For Immediate Release

(WASHINGTON, D.C.) - The 4.3 cents-per-gallon federal motor fuels tax hike enacted in 1993 is now generating $6.3 billion a year to the U.S. Treasury. Unlike the rest of the federal gas and diesel excise, however, that money is not being used to finance state and local highway and bridge improvements.

An analysis released by the Transportation Construction Coalition (TCC) shows that decision is costing states from $27 million to $561 million per year in lost highway user fee funding. The analysis, prepared by the Dr. William Buechner, director of economics and research for the American Road & Transportation Builders Association, looked at how adding the 4.3 cent gas tax revenue stream to the federal highway program would affect state highway funding under the existing program structure and funding formulas.
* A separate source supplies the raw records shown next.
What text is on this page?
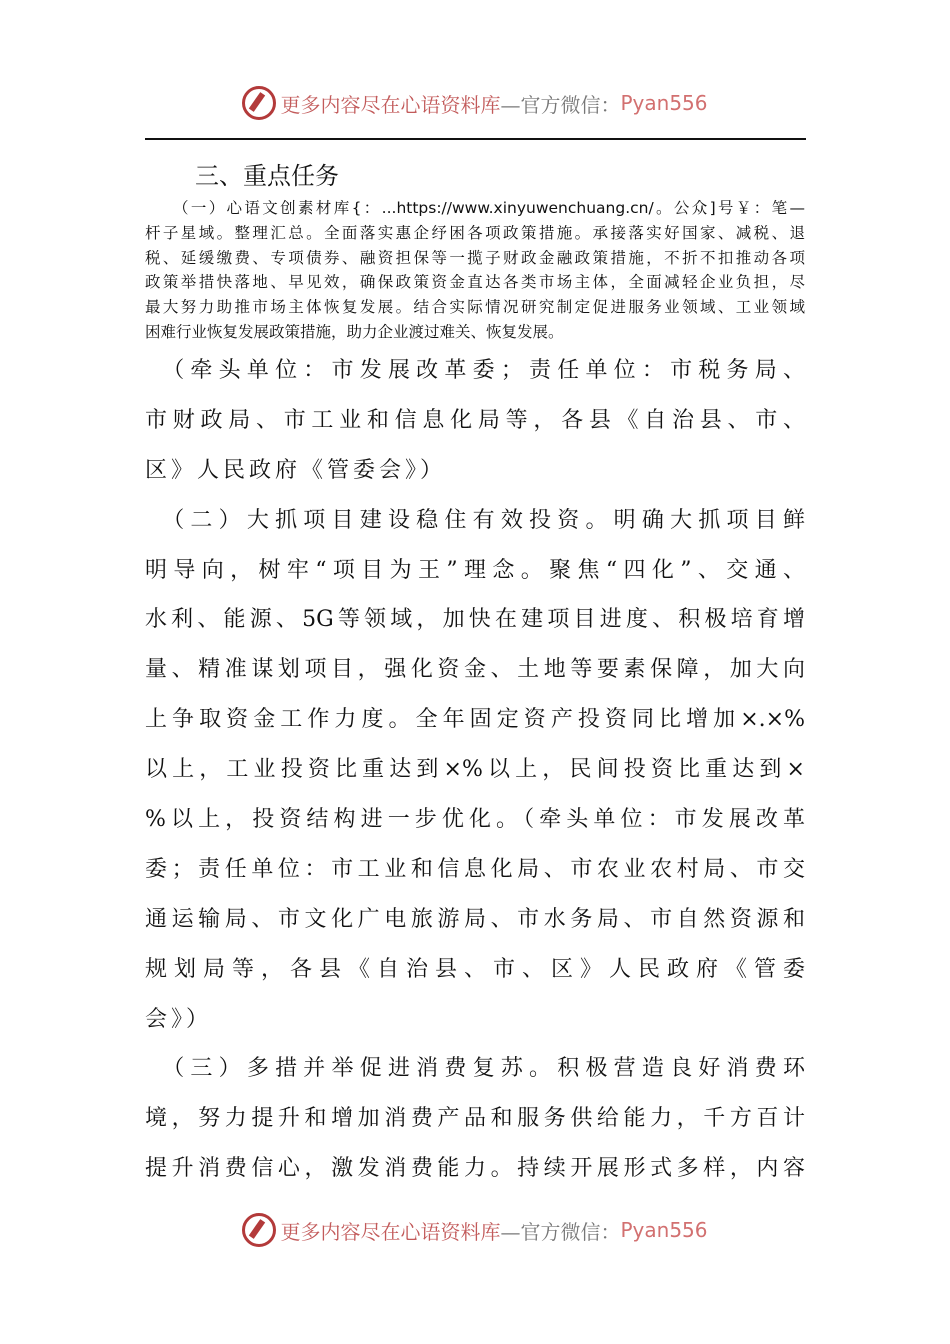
更多内容尽在心语资料库 —官方微信： Pyan556
三、重点任务
　　（一）心语文创素材库{：...https://www.xinyuwenchuang.cn/。公众]号￥：笔—
杆子星域。整理汇总。全面落实惠企纾困各项政策措施。承接落实好国家、减税、退
税、延缓缴费、专项债券、融资担保等一揽子财政金融政策措施，不折不扣推动各项
政策举措快落地、早见效，确保政策资金直达各类市场主体，全面减轻企业负担，尽
最大努力助推市场主体恢复发展。结合实际情况研究制定促进服务业领域、工业领域
困难行业恢复发展政策措施，助力企业渡过难关、恢复发展。
　（牵头单位：市发展改革委；责任单位：市税务局、
市财政局、市工业和信息化局等，各县《自治县、市、
区》人民政府《管委会》）
　（二）大抓项目建设稳住有效投资。明确大抓项目鲜
明导向，树牢“项目为王”理念。聚焦“四化”、交通、
水利、能源、5G等领域，加快在建项目进度、积极培育增
量、精准谋划项目，强化资金、土地等要素保障，加大向
上争取资金工作力度。全年固定资产投资同比增加×.×%
以上，工业投资比重达到×%以上，民间投资比重达到×
%以上，投资结构进一步优化。（牵头单位：市发展改革
委；责任单位：市工业和信息化局、市农业农村局、市交
通运输局、市文化广电旅游局、市水务局、市自然资源和
规划局等，各县《自治县、市、区》人民政府《管委
会》）
　（三）多措并举促进消费复苏。积极营造良好消费环
境，努力提升和增加消费产品和服务供给能力，千方百计
提升消费信心，激发消费能力。持续开展形式多样，内容
更多内容尽在心语资料库 —官方微信： Pyan556
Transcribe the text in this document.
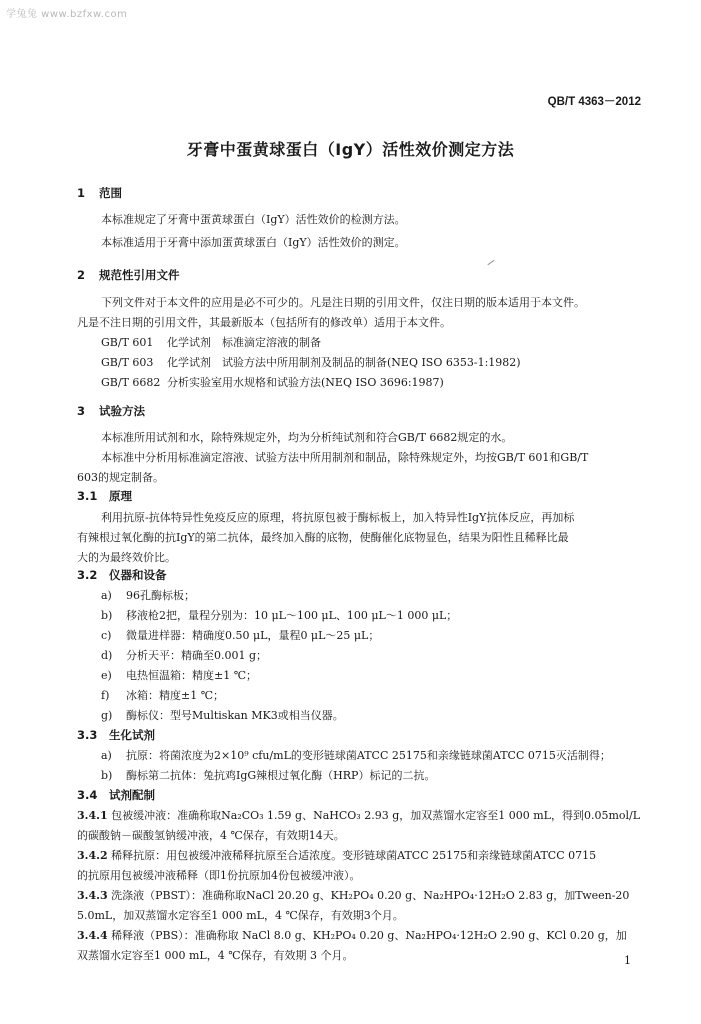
学兔兔 www.bzfxw.com
QB/T 4363－2012
牙膏中蛋黄球蛋白（IgY）活性效价测定方法
1 范围
本标准规定了牙膏中蛋黄球蛋白（IgY）活性效价的检测方法。
本标准适用于牙膏中添加蛋黄球蛋白（IgY）活性效价的测定。
2 规范性引用文件
下列文件对于本文件的应用是必不可少的。凡是注日期的引用文件，仅注日期的版本适用于本文件。
凡是不注日期的引用文件，其最新版本（包括所有的修改单）适用于本文件。
GB/T 601　化学试剂　标准滴定溶液的制备
GB/T 603　化学试剂　试验方法中所用制剂及制品的制备(NEQ ISO 6353-1:1982)
GB/T 6682　分析实验室用水规格和试验方法(NEQ ISO 3696:1987)
3 试验方法
本标准所用试剂和水，除特殊规定外，均为分析纯试剂和符合GB/T 6682规定的水。
本标准中分析用标准滴定溶液、试验方法中所用制剂和制品，除特殊规定外，均按GB/T 601和GB/T
603的规定制备。
3.1 原理
利用抗原-抗体特异性免疫反应的原理，将抗原包被于酶标板上，加入特异性IgY抗体反应，再加标
有辣根过氧化酶的抗IgY的第二抗体，最终加入酶的底物，使酶催化底物显色，结果为阳性且稀释比最
大的为最终效价比。
3.2 仪器和设备
a) 96孔酶标板；
b) 移液枪2把，量程分别为：10 μL～100 μL、100 μL～1 000 μL；
c) 微量进样器：精确度0.50 μL，量程0 μL～25 μL；
d) 分析天平：精确至0.001 g；
e) 电热恒温箱：精度±1 ℃；
f) 冰箱：精度±1 ℃；
g) 酶标仪：型号Multiskan MK3或相当仪器。
3.3 生化试剂
a) 抗原：将菌浓度为2×10⁹ cfu/mL的变形链球菌ATCC 25175和亲缘链球菌ATCC 0715灭活制得；
b) 酶标第二抗体：兔抗鸡IgG辣根过氧化酶（HRP）标记的二抗。
3.4 试剂配制
3.4.1 包被缓冲液：准确称取Na₂CO₃ 1.59 g、NaHCO₃ 2.93 g，加双蒸馏水定容至1 000 mL，得到0.05mol/L
的碳酸钠－碳酸氢钠缓冲液，4 ℃保存，有效期14天。
3.4.2 稀释抗原：用包被缓冲液稀释抗原至合适浓度。变形链球菌ATCC 25175和亲缘链球菌ATCC 0715
的抗原用包被缓冲液稀释（即1份抗原加4份包被缓冲液）。
3.4.3 洗涤液（PBST）：准确称取NaCl 20.20 g、KH₂PO₄ 0.20 g、Na₂HPO₄·12H₂O 2.83 g，加Tween-20
5.0mL，加双蒸馏水定容至1 000 mL，4 ℃保存，有效期3个月。
3.4.4 稀释液（PBS）：准确称取 NaCl 8.0 g、KH₂PO₄ 0.20 g、Na₂HPO₄·12H₂O 2.90 g、KCl 0.20 g，加
双蒸馏水定容至1 000 mL，4 ℃保存，有效期 3 个月。	1
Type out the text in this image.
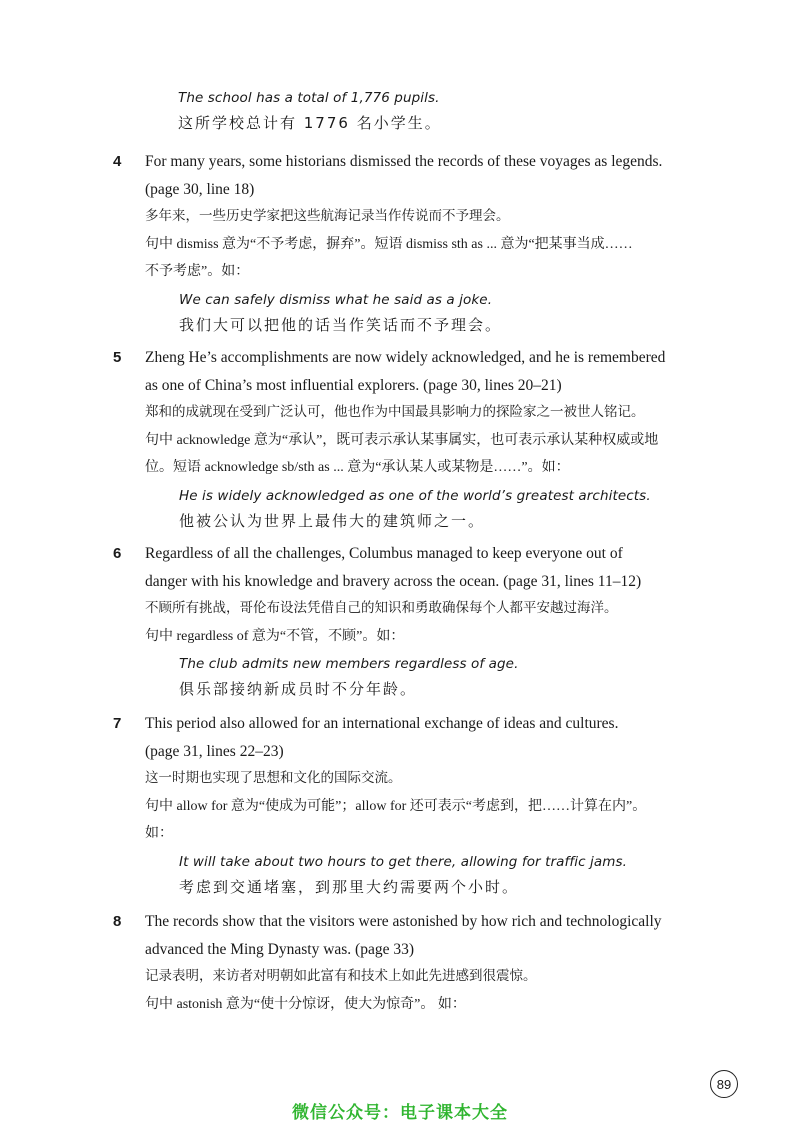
The school has a total of 1,776 pupils.
这所学校总计有 1776 名小学生。
4	For many years, some historians dismissed the records of these voyages as legends.
(page 30, line 18)
多年来，一些历史学家把这些航海记录当作传说而不予理会。
句中 dismiss 意为“不予考虑，摒弃”。短语 dismiss sth as ... 意为“把某事当成……
不予考虑”。如：
We can safely dismiss what he said as a joke.
我们大可以把他的话当作笑话而不予理会。
5	Zheng He’s accomplishments are now widely acknowledged, and he is remembered
as one of China’s most influential explorers. (page 30, lines 20–21)
郑和的成就现在受到广泛认可，他也作为中国最具影响力的探险家之一被世人铭记。
句中 acknowledge 意为“承认”，既可表示承认某事属实，也可表示承认某种权威或地
位。短语 acknowledge sb/sth as ... 意为“承认某人或某物是……”。如：
He is widely acknowledged as one of the world’s greatest architects.
他被公认为世界上最伟大的建筑师之一。
6	Regardless of all the challenges, Columbus managed to keep everyone out of
danger with his knowledge and bravery across the ocean. (page 31, lines 11–12)
不顾所有挑战，哥伦布设法凭借自己的知识和勇敢确保每个人都平安越过海洋。
句中 regardless of 意为“不管，不顾”。如：
The club admits new members regardless of age.
俱乐部接纳新成员时不分年龄。
7	This period also allowed for an international exchange of ideas and cultures.
(page 31, lines 22–23)
这一时期也实现了思想和文化的国际交流。
句中 allow for 意为“使成为可能”；allow for 还可表示“考虑到，把……计算在内”。
如：
It will take about two hours to get there, allowing for traffic jams.
考虑到交通堵塞，到那里大约需要两个小时。
8	The records show that the visitors were astonished by how rich and technologically
advanced the Ming Dynasty was. (page 33)
记录表明，来访者对明朝如此富有和技术上如此先进感到很震惊。
句中 astonish 意为“使十分惊讶，使大为惊奇”。 如：
89
微信公众号：电子课本大全
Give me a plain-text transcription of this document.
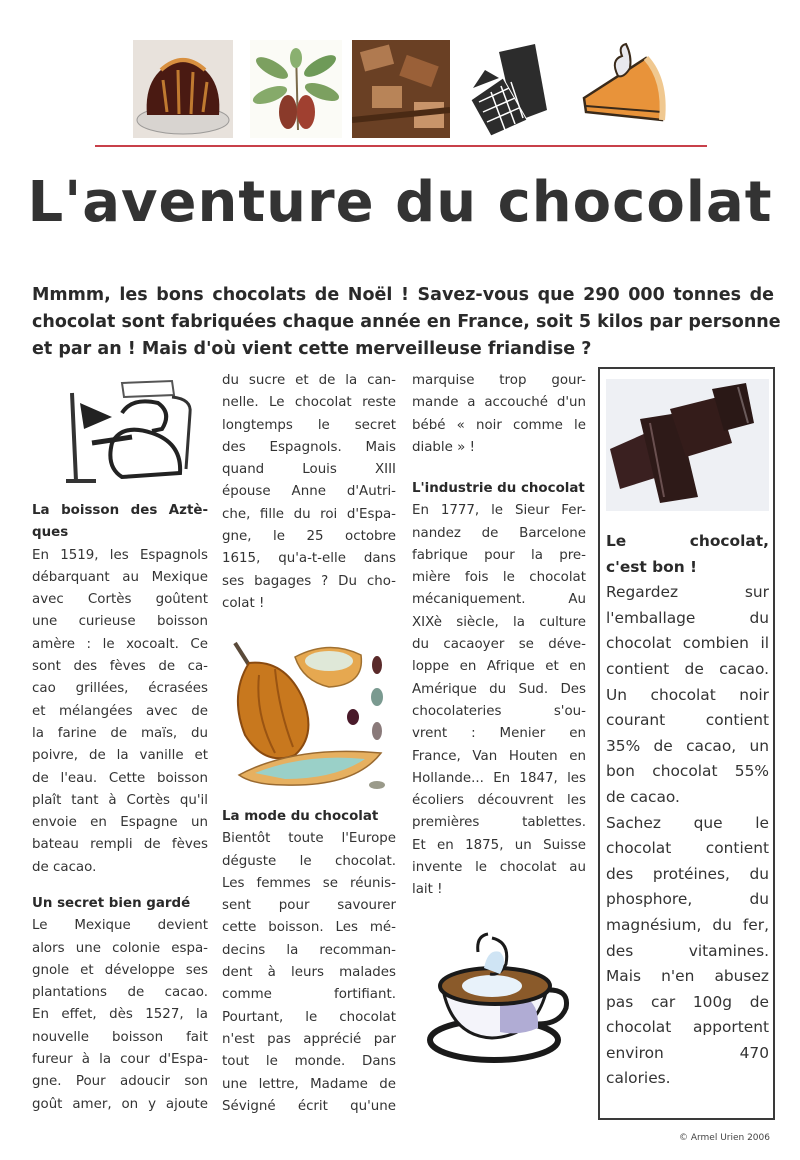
L'aventure du chocolat
Mmmm, les bons chocolats de Noël ! Savez-vous que 290 000 tonnes de
chocolat sont fabriquées chaque année en France, soit 5 kilos par personne
et par an ! Mais d'où vient cette merveilleuse friandise ?
La boisson des Aztè-
ques
En 1519, les Espagnols
débarquant au Mexique
avec Cortès goûtent
une curieuse boisson
amère : le xocoalt. Ce
sont des fèves de ca-
cao grillées, écrasées
et mélangées avec de
la farine de maïs, du
poivre, de la vanille et
de l'eau. Cette boisson
plaît tant à Cortès qu'il
envoie en Espagne un
bateau rempli de fèves
de cacao.
Un secret bien gardé
Le Mexique devient
alors une colonie espa-
gnole et développe ses
plantations de cacao.
En effet, dès 1527, la
nouvelle boisson fait
fureur à la cour d'Espa-
gne. Pour adoucir son
goût amer, on y ajoute
du sucre et de la can-
nelle. Le chocolat reste
longtemps le secret
des Espagnols. Mais
quand Louis XIII
épouse Anne d'Autri-
che, fille du roi d'Espa-
gne, le 25 octobre
1615, qu'a-t-elle dans
ses bagages ? Du cho-
colat !
La mode du chocolat
Bientôt toute l'Europe
déguste le chocolat.
Les femmes se réunis-
sent pour savourer
cette boisson. Les mé-
decins la recomman-
dent à leurs malades
comme fortifiant.
Pourtant, le chocolat
n'est pas apprécié par
tout le monde. Dans
une lettre, Madame de
Sévigné écrit qu'une
marquise trop gour-
mande a accouché d'un
bébé « noir comme le
diable » !
L'industrie du chocolat
En 1777, le Sieur Fer-
nandez de Barcelone
fabrique pour la pre-
mière fois le chocolat
mécaniquement. Au
XIXè siècle, la culture
du cacaoyer se déve-
loppe en Afrique et en
Amérique du Sud. Des
chocolateries s'ou-
vrent : Menier en
France, Van Houten en
Hollande... En 1847, les
écoliers découvrent les
premières tablettes.
Et en 1875, un Suisse
invente le chocolat au
lait !
Le chocolat,
c'est bon !
Regardez sur
l'emballage du
chocolat combien il
contient de cacao.
Un chocolat noir
courant contient
35% de cacao, un
bon chocolat 55%
de cacao.
Sachez que le
chocolat contient
des protéines, du
phosphore, du
magnésium, du fer,
des vitamines.
Mais n'en abusez
pas car 100g de
chocolat apportent
environ 470
calories.
© Armel Urien 2006
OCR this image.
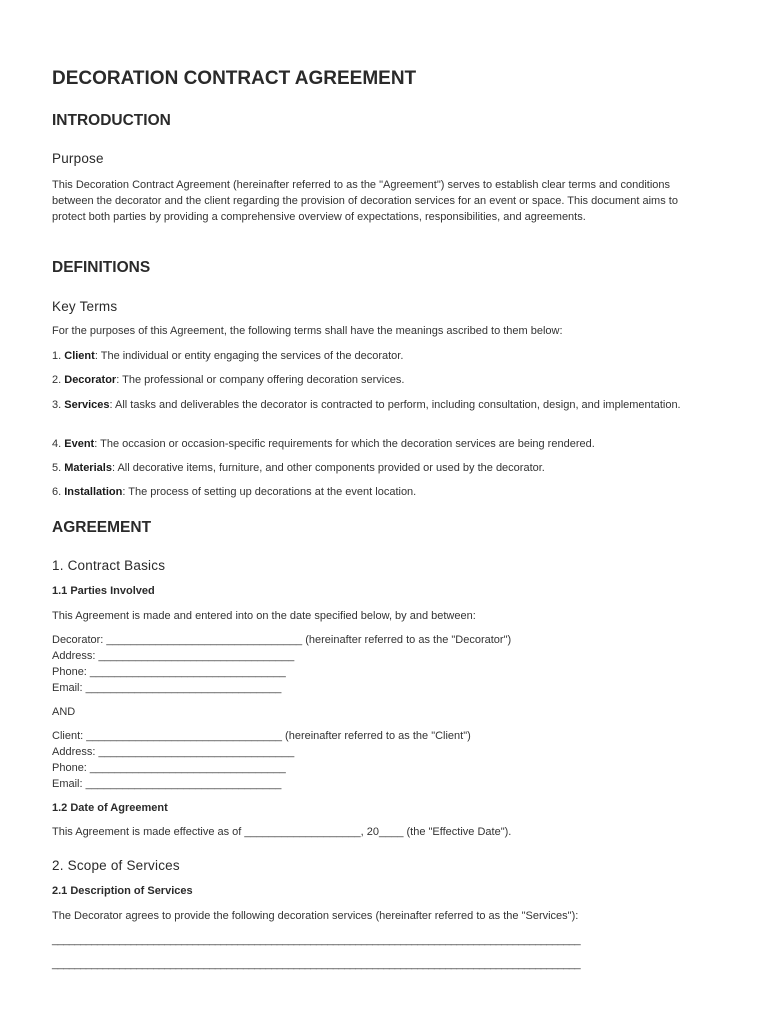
DECORATION CONTRACT AGREEMENT
INTRODUCTION
Purpose
This Decoration Contract Agreement (hereinafter referred to as the "Agreement") serves to establish clear terms and conditions between the decorator and the client regarding the provision of decoration services for an event or space. This document aims to protect both parties by providing a comprehensive overview of expectations, responsibilities, and agreements.
DEFINITIONS
Key Terms
For the purposes of this Agreement, the following terms shall have the meanings ascribed to them below:
1. Client: The individual or entity engaging the services of the decorator.
2. Decorator: The professional or company offering decoration services.
3. Services: All tasks and deliverables the decorator is contracted to perform, including consultation, design, and implementation.
4. Event: The occasion or occasion-specific requirements for which the decoration services are being rendered.
5. Materials: All decorative items, furniture, and other components provided or used by the decorator.
6. Installation: The process of setting up decorations at the event location.
AGREEMENT
1. Contract Basics
1.1 Parties Involved
This Agreement is made and entered into on the date specified below, by and between:
Decorator: ________________________________ (hereinafter referred to as the "Decorator")
Address: ________________________________
Phone: ________________________________
Email: ________________________________
AND
Client: ________________________________ (hereinafter referred to as the "Client")
Address: ________________________________
Phone: ________________________________
Email: ________________________________
1.2 Date of Agreement
This Agreement is made effective as of ___________________, 20____ (the "Effective Date").
2. Scope of Services
2.1 Description of Services
The Decorator agrees to provide the following decoration services (hereinafter referred to as the "Services"):
______________________________________________________________________________________________
______________________________________________________________________________________________
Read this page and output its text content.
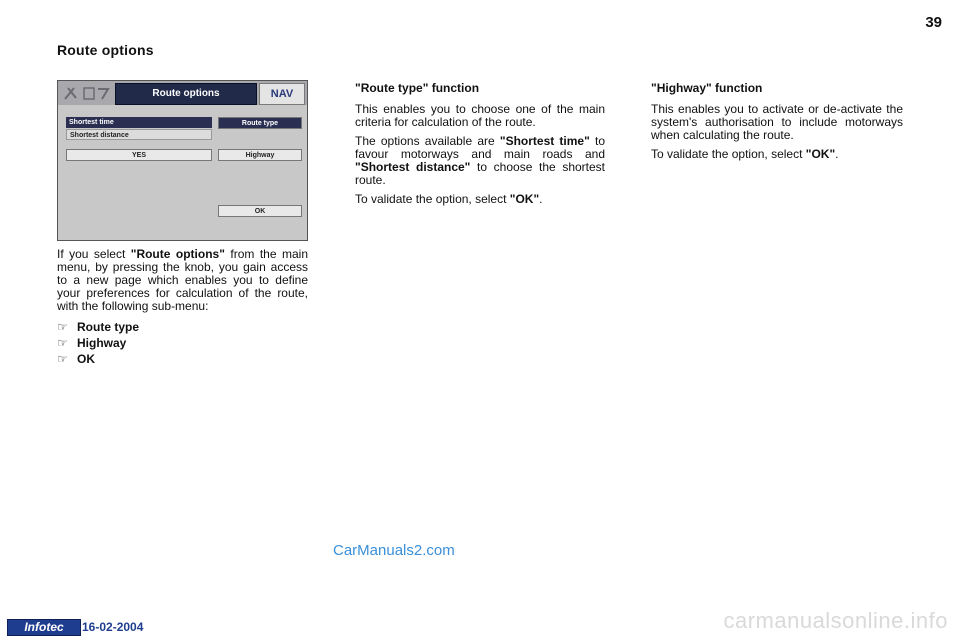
39
Route options
Route options	NAV
Shortest time
Shortest distance
Route type
YES	Highway
OK

If you select "Route options" from the main menu, by pressing the knob, you gain access to a new page which enables you to define your preferences for calculation of the route, with the following sub-menu:

☞ Route type
☞ Highway
☞ OK

"Route type" function

This enables you to choose one of the main criteria for calculation of the route.

The options available are "Shortest time" to favour motorways and main roads and "Shortest distance" to choose the shortest route.

To validate the option, select "OK".

"Highway" function

This enables you to activate or de-activate the system's authorisation to include motorways when calculating the route.

To validate the option, select "OK".

CarManuals2.com
Infotec	16-02-2004	carmanualsonline.info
It shows that if the money was redirected to the Highway Trust Fund and apportioned to the states, nearly half would receive more than $100 million per year in additional federal funds for road improvements. California would receive the most, $561 million. Puerto Rico would receive $27 million.

The TCC is urging Congress to redirect revenue from the 4.3 cent tax to the trust fund as part of this year’s reauthorization of the federal surface transportation program. The group says such action could play a key role in resolving concerns many states have raised about federal highway funding formulas.

It would also, the group says, restore the user fee concept that has financed the federal-aid highway program since 1956. The Transportation Construction Coalition, which includes 24 national associations and labor unions, is distributing the analysis to all Congressional offices.

The federal surface transportation program must be reauthorized by Congress by October 1, 1997, or all federal aid to the states for highway improvements will cease.